この絵辞書で、「W≧2t+R」に相当する規定寸法を探してください。そして、この式に値を代入します。
例えば、「板厚1.6mmの板金」の場合、通常、曲げRは「R=1.6」となります。つまり、板金の曲げRは、図面指示がなければ板厚と同じ値となります。これを「板厚曲げR」と呼びます。従って、「W≧2×1.6+1.6=4.8≒5mm」となります。
そして、図1の右側がバンバン板金設計のプロの設計となるわけですね。実は僕、この甚さんシリーズで解説されたことは全部マスターしていますよ!
さすが院卒! そして、仕事を積極的に取りに言っている模範的なCAE技術者だぁ! ちょっと時間かかっているが、随分成長したなぁ。エリカちゃんもほめていたぞぉ。
え、本当ですか!? でへへぇっ……。
ここで、信じられない現象があります。次の図2に示す斜めにカットした壁をL字で曲げた練習問題を出した途端に悩む設計者(?)が存在します。
何を悩んでいるのか不思議でなりません。きっと「機械工学」「機械設計」という言葉に恐れをなしているのかもしれません。もっと気を楽にして、板金設計を楽しみましょう。若手設計者なら、失敗大歓迎です!

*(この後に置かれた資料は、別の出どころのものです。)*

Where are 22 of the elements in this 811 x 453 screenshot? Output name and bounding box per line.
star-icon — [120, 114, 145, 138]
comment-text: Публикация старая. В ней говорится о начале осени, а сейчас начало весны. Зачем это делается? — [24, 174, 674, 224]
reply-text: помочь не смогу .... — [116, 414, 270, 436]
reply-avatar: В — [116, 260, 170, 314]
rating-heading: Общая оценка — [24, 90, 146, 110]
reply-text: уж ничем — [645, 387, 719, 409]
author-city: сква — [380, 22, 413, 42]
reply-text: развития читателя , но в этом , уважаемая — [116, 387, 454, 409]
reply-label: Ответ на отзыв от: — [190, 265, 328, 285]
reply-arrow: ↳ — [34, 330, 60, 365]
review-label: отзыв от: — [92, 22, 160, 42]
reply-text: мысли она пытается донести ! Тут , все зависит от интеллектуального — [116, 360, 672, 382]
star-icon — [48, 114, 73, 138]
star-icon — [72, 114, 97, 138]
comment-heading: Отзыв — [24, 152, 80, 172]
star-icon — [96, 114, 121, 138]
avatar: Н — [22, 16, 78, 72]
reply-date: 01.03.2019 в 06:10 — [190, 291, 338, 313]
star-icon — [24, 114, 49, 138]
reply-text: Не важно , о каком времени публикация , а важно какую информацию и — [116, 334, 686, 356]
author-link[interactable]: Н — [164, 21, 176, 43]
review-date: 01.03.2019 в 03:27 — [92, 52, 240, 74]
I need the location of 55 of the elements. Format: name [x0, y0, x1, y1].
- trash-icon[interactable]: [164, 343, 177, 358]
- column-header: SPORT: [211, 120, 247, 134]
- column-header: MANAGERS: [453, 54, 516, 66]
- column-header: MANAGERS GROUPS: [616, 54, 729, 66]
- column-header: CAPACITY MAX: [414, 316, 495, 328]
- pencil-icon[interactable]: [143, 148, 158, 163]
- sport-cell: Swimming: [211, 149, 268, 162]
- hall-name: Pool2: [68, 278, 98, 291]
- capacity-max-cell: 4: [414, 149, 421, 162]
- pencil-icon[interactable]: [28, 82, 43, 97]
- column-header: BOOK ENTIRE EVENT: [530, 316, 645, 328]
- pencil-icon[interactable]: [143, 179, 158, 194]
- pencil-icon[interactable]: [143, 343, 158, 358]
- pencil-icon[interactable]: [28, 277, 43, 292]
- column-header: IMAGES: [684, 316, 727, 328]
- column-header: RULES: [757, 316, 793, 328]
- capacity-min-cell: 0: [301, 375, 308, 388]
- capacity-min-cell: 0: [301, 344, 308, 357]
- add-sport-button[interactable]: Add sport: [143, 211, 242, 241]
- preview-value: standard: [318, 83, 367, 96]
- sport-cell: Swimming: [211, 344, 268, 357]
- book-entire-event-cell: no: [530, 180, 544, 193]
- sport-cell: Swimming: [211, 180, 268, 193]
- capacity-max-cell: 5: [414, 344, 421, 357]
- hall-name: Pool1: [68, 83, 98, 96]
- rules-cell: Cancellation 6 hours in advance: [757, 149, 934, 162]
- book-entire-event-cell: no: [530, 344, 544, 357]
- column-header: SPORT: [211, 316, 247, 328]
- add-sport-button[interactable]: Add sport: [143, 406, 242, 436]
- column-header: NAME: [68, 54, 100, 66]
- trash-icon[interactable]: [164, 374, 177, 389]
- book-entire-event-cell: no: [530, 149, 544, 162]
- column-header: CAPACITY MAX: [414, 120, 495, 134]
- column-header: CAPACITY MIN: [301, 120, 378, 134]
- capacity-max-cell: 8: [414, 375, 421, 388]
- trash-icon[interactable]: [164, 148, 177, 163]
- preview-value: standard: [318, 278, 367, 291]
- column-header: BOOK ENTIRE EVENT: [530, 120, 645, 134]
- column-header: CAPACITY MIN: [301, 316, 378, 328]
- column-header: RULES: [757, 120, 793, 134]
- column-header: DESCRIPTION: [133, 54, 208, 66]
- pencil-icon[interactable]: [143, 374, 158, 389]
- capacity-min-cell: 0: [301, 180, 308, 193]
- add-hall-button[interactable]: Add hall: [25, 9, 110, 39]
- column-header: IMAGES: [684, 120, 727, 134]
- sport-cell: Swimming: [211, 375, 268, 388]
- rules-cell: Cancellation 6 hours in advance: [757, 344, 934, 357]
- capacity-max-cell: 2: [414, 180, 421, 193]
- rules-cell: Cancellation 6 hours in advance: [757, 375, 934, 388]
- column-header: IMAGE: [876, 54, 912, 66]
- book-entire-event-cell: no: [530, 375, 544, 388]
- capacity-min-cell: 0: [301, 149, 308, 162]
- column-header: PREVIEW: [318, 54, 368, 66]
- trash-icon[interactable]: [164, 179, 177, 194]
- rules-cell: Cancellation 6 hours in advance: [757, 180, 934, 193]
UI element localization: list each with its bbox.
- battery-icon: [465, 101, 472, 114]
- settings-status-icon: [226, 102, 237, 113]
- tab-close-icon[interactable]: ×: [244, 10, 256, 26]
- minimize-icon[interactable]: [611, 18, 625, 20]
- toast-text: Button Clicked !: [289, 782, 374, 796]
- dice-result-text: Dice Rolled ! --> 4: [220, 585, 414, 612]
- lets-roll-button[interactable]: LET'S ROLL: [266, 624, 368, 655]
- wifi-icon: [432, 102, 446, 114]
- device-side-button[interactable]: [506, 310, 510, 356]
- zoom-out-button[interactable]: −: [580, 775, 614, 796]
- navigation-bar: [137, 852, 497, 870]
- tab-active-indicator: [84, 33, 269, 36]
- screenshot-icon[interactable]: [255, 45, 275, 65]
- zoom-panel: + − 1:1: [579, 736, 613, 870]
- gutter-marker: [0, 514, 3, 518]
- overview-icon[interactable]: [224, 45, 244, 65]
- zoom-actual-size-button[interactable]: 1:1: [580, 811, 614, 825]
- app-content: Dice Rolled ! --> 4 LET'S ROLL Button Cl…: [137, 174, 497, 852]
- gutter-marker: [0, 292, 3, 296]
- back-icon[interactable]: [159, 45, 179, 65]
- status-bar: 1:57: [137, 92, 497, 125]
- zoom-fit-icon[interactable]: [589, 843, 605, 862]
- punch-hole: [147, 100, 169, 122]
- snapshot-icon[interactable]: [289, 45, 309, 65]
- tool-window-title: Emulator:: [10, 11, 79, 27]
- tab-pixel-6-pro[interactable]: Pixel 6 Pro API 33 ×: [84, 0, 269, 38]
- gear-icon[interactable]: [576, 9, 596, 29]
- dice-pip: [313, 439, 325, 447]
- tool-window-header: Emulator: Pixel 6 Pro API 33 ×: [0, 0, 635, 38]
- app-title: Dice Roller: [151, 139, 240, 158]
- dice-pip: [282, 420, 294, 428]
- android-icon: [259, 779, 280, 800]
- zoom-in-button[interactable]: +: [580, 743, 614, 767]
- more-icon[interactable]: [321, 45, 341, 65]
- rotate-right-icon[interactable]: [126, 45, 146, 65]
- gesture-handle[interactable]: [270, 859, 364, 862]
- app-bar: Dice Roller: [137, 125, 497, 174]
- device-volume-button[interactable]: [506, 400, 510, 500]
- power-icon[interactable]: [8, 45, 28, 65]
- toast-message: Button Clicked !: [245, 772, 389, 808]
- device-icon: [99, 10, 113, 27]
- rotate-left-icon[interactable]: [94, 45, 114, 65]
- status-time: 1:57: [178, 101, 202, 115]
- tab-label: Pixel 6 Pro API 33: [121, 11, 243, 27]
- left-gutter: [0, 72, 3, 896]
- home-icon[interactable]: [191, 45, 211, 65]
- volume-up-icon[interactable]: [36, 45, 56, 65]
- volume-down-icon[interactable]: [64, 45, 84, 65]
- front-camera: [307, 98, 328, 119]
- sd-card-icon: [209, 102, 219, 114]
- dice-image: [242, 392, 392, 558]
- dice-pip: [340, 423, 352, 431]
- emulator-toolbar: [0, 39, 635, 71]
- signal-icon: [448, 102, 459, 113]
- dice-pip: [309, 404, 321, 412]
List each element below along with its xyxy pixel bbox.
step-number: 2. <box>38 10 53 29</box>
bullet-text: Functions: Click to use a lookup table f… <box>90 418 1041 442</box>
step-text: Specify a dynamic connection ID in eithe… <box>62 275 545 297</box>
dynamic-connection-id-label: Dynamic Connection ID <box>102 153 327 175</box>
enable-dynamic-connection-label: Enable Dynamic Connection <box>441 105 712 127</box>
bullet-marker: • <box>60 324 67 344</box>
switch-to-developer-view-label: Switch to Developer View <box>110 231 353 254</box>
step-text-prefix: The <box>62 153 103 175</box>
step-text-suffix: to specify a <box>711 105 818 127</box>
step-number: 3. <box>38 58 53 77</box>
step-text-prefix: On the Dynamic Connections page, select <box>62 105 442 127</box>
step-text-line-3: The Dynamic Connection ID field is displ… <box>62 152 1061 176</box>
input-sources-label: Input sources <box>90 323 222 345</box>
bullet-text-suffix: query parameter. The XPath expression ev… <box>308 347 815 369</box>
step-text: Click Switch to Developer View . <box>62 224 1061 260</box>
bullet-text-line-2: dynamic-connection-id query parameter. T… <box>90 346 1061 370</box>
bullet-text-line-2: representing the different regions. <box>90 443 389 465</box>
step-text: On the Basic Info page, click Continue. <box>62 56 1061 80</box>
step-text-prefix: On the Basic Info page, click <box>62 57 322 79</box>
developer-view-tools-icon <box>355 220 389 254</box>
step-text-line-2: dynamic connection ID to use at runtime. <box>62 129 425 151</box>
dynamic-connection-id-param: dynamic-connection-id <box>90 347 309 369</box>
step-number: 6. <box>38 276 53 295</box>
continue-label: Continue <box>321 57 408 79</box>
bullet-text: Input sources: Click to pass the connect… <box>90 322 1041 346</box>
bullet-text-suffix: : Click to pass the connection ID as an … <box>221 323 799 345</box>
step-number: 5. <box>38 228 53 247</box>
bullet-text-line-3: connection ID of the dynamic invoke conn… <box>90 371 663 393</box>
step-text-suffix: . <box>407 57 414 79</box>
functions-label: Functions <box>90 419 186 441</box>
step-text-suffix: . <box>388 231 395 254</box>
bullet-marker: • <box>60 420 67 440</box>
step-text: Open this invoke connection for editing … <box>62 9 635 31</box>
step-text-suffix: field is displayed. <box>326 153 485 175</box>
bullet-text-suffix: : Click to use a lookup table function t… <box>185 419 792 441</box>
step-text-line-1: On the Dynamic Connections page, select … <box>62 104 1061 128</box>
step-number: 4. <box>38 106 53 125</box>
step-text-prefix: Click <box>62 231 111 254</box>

それでは、図2のクラック対策として図3へと進みます。
図1と図3のクラック対策は、全く同じだと気が付きます。
オイ、良君! 図3を見て、何か思い出すかぁ?
あっ、前回の「ルール違反」の事例です。図4のように「現物」を見るとすんごく、実感がわきます。ほんと、学校でもこうやって教えてほしかったなぁ……。